LEEDS youngsters took a trip back in time as they learned about the bright future planned for one of the city’s best-loved landmarks.
Children from Cookridge Primary School dressed up in Victorian outfits for their visit to the famed City Varieties Music Hall.
The Grade II listed building has been closed to the public since January 2009 while it undergoes a £9.2m refurbishment.
But the Cookridge youngsters were given a glimpse behind the scenes so they could study the work in progress.
They met staff from scheme contractors BAM Construct UK and sketched eye-catching features of the venue, which dates back to the Victorian age.

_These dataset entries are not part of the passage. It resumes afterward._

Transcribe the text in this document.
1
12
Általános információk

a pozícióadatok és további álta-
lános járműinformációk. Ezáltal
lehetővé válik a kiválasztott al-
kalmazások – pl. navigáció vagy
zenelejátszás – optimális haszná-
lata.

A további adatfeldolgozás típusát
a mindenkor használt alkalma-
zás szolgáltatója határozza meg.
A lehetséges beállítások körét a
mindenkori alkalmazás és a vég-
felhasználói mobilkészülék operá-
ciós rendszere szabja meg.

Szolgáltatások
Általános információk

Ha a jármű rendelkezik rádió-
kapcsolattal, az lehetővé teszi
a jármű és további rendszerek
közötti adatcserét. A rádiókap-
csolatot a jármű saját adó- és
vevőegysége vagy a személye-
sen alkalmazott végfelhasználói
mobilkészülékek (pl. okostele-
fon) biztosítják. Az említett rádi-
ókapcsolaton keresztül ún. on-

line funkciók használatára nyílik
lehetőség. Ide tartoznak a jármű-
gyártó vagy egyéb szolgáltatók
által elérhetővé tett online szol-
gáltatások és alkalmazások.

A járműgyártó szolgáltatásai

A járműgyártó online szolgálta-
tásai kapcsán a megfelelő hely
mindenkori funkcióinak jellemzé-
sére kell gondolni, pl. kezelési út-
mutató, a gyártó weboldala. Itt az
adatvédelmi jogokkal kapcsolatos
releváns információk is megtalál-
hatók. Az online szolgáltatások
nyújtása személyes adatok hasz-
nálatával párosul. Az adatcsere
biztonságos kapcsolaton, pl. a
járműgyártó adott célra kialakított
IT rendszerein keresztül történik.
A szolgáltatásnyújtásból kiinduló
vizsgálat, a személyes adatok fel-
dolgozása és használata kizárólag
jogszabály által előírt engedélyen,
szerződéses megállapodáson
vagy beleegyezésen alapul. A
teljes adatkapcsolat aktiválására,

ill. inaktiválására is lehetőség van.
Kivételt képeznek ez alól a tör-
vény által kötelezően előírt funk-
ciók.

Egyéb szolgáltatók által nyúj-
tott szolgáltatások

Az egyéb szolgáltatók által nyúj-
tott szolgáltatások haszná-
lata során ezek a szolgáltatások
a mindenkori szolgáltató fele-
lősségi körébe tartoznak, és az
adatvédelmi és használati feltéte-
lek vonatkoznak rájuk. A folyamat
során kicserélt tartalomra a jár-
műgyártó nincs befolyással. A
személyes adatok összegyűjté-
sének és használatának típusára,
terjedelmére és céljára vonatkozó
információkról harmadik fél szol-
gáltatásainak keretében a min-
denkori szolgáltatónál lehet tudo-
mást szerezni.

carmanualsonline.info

Cookridge Primary’s assistant headteacher, Robin Llewellyn, said: “The children were almost in awe when they were speaking to these trained craftsmen about their jobs.
“What they learned will now feed back into work at school about the design and uses of theatres.”
Nev Jopson, marketing and publicity manager at the City Varieties, said: “The pupils definitely seemed to enjoy themselves.
“They certainly came armed with plenty of questions. They wanted to know about everything from the casting mix we’ve chosen to recreate certain mouldings to how many screws we’re using!
“I’m sure the interest the children showed will be mirrored by the wider public when we reopen.”
The Heritage Lottery Fund is contributing £2.74m to the cost of the refurbishment.
Leeds City Council is putting in £5.2m while a further £1.3m is being found through fundraising.
The green light for the project marked victory for the Yorkshire Evening Post’s The Shows Must Go On campaign, launched to try to secure the theatre’s future.
Due to reopen this autumn, ‘The Verts’ has played host to showbiz legends like Charlie Chaplin and Houdini and was the venue for long-running TV series The Good Old Days.